There is a balance to be had in a film like this between making it clear why one would be so attracted to the lifestyle Belfort and those around him chose to life, as well as making it clear that such an amoral lifestyle also brought misery to those he purposefully sold terrible stocks to.
I do find it difficult to believe that you could come out of the film feeling any sympathy or admiration for its main character. He is clearly someone who had no regard for the welfare of anyone he came into contact with and chose to live his life as selfishly as possible. “Greed is Good” as Gordon Gekko would say.
Therefore if you do feel anger that the film only shows one side of the story, I feel like Scorsese has succeeded. This is not a Michael Moore documentary, it never tells the audience how they should think, and it is only the stronger for it.

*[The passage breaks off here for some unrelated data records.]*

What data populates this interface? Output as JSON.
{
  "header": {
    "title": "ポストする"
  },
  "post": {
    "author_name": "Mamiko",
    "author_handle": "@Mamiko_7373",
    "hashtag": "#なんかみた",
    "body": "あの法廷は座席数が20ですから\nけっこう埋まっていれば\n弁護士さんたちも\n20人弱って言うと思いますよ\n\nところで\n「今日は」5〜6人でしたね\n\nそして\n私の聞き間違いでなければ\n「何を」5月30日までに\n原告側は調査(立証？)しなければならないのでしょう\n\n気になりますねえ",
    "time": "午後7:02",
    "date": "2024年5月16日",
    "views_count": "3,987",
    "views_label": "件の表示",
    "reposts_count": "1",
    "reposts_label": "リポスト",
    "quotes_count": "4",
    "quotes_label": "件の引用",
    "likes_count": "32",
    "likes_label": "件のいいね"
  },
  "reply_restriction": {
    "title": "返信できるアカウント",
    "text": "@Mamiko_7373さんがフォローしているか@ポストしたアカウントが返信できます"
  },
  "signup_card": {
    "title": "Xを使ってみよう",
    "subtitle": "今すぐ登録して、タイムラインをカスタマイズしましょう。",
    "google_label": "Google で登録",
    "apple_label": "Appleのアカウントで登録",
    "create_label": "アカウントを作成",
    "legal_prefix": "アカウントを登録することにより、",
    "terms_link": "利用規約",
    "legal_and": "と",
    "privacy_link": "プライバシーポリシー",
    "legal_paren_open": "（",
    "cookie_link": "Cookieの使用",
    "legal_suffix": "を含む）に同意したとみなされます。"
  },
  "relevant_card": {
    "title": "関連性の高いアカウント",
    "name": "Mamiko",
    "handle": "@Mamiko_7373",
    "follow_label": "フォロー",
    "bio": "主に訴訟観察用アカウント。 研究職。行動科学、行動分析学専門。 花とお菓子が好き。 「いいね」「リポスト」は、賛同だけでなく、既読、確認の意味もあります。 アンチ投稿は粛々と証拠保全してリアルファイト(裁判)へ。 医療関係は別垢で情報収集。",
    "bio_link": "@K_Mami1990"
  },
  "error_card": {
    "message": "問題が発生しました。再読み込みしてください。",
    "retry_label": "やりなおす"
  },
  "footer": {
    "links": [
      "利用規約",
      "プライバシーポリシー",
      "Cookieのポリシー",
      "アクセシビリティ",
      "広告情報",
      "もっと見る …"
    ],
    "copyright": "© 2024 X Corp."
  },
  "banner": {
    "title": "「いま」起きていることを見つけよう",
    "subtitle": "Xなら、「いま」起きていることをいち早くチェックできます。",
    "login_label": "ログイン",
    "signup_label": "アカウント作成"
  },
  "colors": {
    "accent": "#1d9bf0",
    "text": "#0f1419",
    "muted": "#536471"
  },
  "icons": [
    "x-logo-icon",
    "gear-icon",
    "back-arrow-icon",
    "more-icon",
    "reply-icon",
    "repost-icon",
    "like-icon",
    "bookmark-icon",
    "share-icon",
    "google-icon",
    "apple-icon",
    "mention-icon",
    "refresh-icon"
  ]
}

Few of use are likely to have lifestyles that embrace the deadliest of sins so warmly. However, equally we all are capable of making decisions with little regard to who may have suffered so we can get something more easily. We may not be so close to those we have wronged, but it doesn’t mean that our actions as consumers doesn’t impact negatively on others thousands of miles away.
It is unlikely our ideal lifestyle is a heady cocktail of illegal drugs and prostitution, but if we become too focused on ourselves and our own world, like Belfort we can begin to cause more harm than good.
Perhaps then the biggest problem with The Wolf of Wall Street is not that it is too sympathetic towards its protagonist, but rather that because his lifestyle is so extreme we fail to identify ourselves in it. We judge his mistakes rather than learning from them.
The Wolf of Wall Street is a film of extremes. Extreme language, extreme drugs, extreme sex and extreme selfishness. It is a warning to us all to appreciate the smaller things in life and in particular the simple joy of travelling home from work in a packed subway having made a positive difference to the world.